Ionizable groups in a molecule can significantly impact its chemical properties and reactivity. Each ionizable group has a specific \(\text{p}K_a\) value indicating the pH at which half of the molecules in a solution are deprotonated (or ionized).In compound X, we dealt with two ionizable groups:

• The \(\text{carboxyl group}\), which had a \(\text{p}K_a\) of 2.0.
• The \(\text{second ionizable group}\), which had an unknown \(\text{p}K_a\) until the titration revealed its value of 6.72.

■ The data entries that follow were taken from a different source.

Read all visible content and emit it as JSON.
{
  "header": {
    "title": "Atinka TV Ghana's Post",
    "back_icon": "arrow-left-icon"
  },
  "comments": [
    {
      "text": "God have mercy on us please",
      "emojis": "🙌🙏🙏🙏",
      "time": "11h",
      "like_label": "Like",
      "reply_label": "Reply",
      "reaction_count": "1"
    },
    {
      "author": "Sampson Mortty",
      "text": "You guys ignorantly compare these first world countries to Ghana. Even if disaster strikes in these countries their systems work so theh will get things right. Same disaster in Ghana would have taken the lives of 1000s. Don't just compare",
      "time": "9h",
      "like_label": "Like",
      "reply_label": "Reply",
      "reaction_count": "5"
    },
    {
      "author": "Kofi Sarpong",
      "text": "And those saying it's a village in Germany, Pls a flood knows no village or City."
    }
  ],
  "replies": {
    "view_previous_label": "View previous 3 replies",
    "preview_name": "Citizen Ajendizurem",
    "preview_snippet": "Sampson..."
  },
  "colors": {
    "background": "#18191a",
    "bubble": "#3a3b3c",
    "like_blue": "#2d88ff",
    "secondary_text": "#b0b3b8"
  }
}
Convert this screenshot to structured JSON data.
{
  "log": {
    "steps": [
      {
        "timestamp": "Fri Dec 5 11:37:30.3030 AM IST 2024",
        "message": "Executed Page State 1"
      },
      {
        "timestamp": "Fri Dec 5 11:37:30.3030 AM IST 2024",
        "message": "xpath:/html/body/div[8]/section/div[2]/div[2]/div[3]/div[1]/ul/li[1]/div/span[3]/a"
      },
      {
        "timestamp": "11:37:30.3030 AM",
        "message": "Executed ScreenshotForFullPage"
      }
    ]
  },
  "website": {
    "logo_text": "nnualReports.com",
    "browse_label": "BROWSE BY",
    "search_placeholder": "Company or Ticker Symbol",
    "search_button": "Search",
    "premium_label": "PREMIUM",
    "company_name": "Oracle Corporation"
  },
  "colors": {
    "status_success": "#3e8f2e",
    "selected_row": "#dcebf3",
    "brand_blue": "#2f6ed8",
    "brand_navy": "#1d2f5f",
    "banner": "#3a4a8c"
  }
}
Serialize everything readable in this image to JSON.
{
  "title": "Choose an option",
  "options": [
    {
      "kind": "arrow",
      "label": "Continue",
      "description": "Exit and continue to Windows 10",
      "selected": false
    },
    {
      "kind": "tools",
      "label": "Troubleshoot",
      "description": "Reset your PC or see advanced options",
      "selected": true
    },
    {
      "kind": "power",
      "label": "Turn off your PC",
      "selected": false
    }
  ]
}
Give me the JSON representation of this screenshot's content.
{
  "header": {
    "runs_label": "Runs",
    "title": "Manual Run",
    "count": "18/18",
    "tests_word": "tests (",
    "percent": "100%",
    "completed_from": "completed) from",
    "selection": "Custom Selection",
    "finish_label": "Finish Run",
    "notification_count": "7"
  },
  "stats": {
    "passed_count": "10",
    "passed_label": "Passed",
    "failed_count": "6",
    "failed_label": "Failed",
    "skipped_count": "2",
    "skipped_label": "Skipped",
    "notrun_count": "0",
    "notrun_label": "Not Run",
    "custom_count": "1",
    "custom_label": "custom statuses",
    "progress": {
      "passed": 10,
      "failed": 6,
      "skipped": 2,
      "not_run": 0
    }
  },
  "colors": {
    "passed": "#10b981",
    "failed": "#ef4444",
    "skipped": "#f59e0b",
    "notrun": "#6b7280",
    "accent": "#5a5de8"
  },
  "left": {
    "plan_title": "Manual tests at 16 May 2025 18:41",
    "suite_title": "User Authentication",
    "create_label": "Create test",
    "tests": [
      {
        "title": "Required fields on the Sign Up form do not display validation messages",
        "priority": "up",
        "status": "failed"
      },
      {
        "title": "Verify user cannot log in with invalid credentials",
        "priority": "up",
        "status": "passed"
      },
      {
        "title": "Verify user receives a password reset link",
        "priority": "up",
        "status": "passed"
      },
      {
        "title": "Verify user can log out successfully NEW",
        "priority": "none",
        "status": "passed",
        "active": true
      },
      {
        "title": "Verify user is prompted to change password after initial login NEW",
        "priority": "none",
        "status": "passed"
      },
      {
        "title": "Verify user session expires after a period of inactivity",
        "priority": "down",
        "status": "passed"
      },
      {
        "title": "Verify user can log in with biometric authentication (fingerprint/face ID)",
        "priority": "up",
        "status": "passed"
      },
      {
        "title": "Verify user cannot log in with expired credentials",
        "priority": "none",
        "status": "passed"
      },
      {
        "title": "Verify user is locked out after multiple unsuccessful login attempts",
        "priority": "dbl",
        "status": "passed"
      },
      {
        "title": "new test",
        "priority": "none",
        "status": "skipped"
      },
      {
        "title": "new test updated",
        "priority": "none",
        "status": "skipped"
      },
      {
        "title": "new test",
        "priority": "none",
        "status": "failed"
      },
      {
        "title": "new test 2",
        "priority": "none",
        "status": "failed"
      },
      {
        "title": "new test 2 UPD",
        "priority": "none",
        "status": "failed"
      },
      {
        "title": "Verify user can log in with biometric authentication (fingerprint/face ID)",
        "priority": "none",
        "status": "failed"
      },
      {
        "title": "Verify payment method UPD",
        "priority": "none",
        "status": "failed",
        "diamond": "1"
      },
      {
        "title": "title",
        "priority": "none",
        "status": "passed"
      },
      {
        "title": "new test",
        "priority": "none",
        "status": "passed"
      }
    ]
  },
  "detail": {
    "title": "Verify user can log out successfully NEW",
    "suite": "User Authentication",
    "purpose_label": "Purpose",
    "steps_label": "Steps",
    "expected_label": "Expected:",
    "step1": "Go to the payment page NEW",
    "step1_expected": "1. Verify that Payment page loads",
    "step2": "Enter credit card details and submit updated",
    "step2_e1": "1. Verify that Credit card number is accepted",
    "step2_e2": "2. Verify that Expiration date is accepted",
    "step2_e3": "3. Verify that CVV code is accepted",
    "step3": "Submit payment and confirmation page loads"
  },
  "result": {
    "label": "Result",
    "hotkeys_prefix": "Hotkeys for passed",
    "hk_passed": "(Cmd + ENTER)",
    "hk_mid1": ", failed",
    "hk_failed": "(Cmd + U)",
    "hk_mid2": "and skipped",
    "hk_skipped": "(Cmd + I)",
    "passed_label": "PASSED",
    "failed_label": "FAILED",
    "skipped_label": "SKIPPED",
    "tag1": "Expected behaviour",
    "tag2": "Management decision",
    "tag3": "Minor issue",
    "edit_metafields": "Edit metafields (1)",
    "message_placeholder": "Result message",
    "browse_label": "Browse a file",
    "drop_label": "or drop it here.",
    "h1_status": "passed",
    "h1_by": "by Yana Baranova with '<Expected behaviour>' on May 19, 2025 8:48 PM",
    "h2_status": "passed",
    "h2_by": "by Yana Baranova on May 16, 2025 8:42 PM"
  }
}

Each ionizable group's \(\text{p}K_a\) helps predict how the molecule behaves in different pH conditions. At pH lower than the \(\text{p}K_a\), the group will usually be in its protonated form. At pH higher than the \(\text{p}K_a\), it will be primarily deprotonated.Understanding these ionizable groups in chemical analysis is key to evaluating not only the molecule's acidic or basic nature, but also its role in biological systems such as enzymatic reactions and cell signaling.